SFA(セールス・フォース・オートメーション)
「SFA(セールス・フォース・オートメーション)」とは、日本語で「営業支援システム」と呼ばれる、営業活動を支援するためのツールです。顧客管理・案件管理・行動管理・レポート管理などの機能がそろっています。「顧客管理」という観点からは、MAやCRMと似ていますが、MAやCRMはマーケティング部門が使用するのに対し、SFAは営業部門の使用に特化しているのが特徴です。また、SFAはCRMの一部として捉えられることもあります。近年ではSFAとCRMが一体型となっているツールも多くあります。

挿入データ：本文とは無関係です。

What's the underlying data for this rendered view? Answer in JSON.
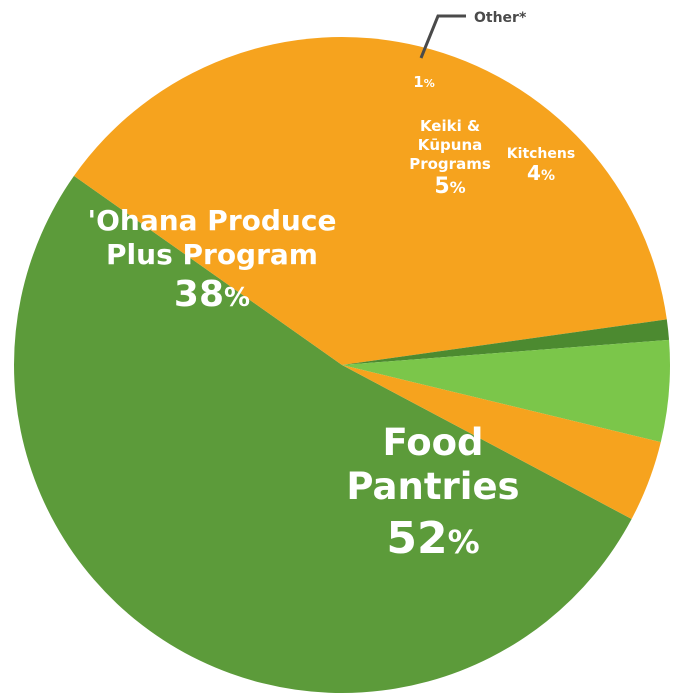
{
  "chart_data": {
    "type": "pie",
    "slices": [
      {
        "label": "Food Pantries",
        "label_lines": [
          "Food",
          "Pantries"
        ],
        "value": 52,
        "value_text": "52",
        "color": "#5c9b3a"
      },
      {
        "label": "'Ohana Produce Plus Program",
        "label_lines": [
          "'Ohana Produce",
          "Plus Program"
        ],
        "value": 38,
        "value_text": "38",
        "color": "#f6a31e"
      },
      {
        "label": "Other*",
        "label_lines": [],
        "value": 1,
        "value_text": "1",
        "color": "#4c8a30"
      },
      {
        "label": "Keiki & Kūpuna Programs",
        "label_lines": [
          "Keiki &",
          "Kūpuna",
          "Programs"
        ],
        "value": 5,
        "value_text": "5",
        "color": "#7bc64a"
      },
      {
        "label": "Kitchens",
        "label_lines": [
          "Kitchens"
        ],
        "value": 4,
        "value_text": "4",
        "color": "#f6a31e"
      }
    ],
    "callout_label": "Other*",
    "percent_sign": "%"
  }
}
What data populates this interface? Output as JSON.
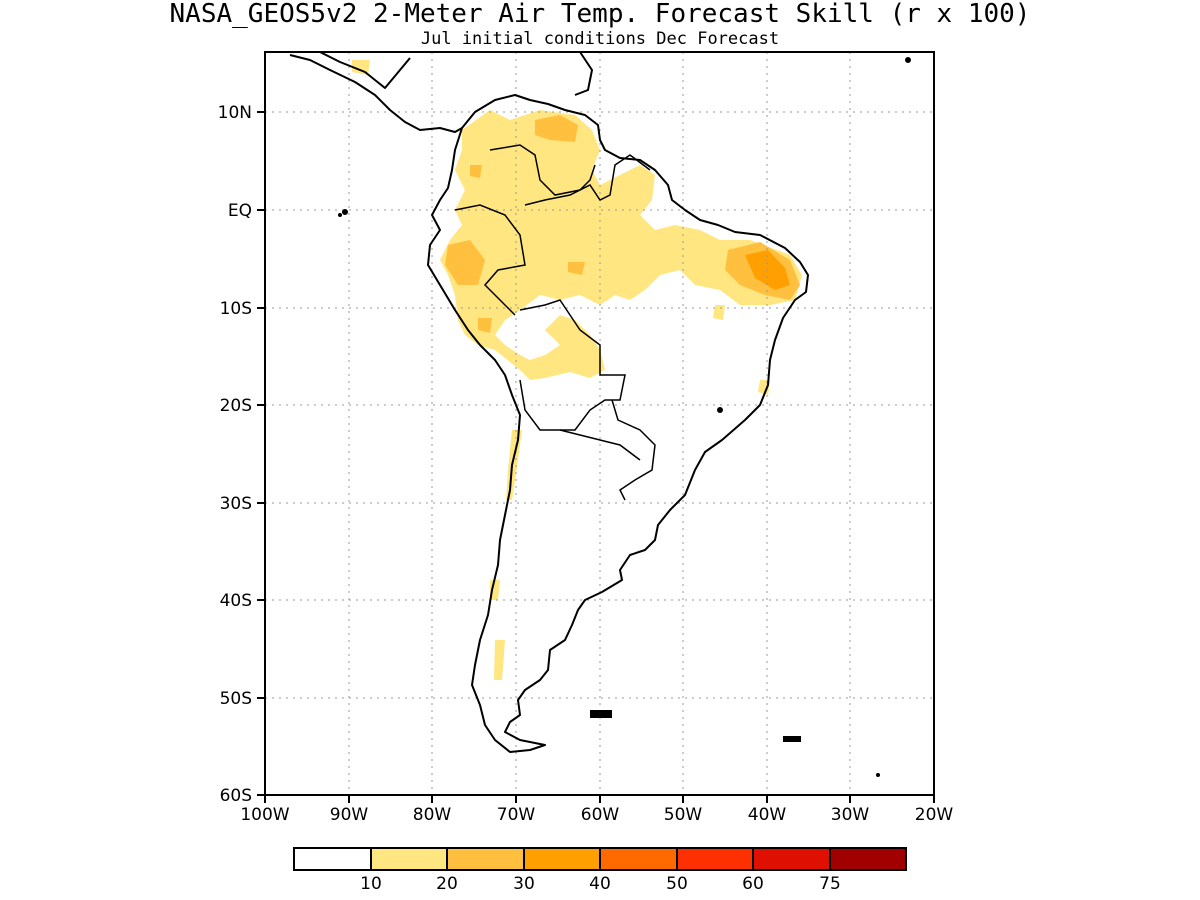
{
  "title": "NASA_GEOS5v2 2-Meter Air Temp. Forecast Skill (r x 100)",
  "subtitle": "Jul initial conditions  Dec Forecast",
  "lat_labels": [
    "10N",
    "EQ",
    "10S",
    "20S",
    "30S",
    "40S",
    "50S",
    "60S"
  ],
  "lon_labels": [
    "100W",
    "90W",
    "80W",
    "70W",
    "60W",
    "50W",
    "40W",
    "30W",
    "20W"
  ],
  "colorbar": {
    "labels": [
      "10",
      "20",
      "30",
      "40",
      "50",
      "60",
      "75"
    ],
    "colors": [
      "#ffffff",
      "#ffe680",
      "#ffbf3f",
      "#ffa000",
      "#ff6a00",
      "#ff3000",
      "#e01000",
      "#a00000"
    ]
  },
  "map": {
    "lon_range": [
      -100,
      -20
    ],
    "lat_range": [
      -60,
      14
    ],
    "grid": true,
    "land_outline_color": "#000000"
  }
}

SFAを導入することで、営業部門全体の動きの改善や、トップセールスパーソンの量産につながります。営業に力を入れたいなら、ぜひ導入を検討しましょう。
認知拡大向けツール
オンライン上で、企業や商品を知らないユーザーに認知してもらうためのツールを「認知拡大向けツール」と呼びます。ツールの種類は多岐にわたり、FacebookやInstagram、YouTubeなどの「SNS」、PR TIMESのような「プレスリリース」などがあります。これらのツールを使い分けながら、対象となるユーザーをリードへと導きます。
まとめ
スマートフォンやタブレットの普及に伴って消費者の行動が多様化した現在、オンラインとオフラインの垣根を越える「デジタルマーケティング」の重要度が高まっています。より顧客に寄り添ったデジタルマーケティングを効率的に実践するためには、目的に合ったツールを活用することが大切です。自社に必要なツールを判断し、ぜひ取り入れていきましょう。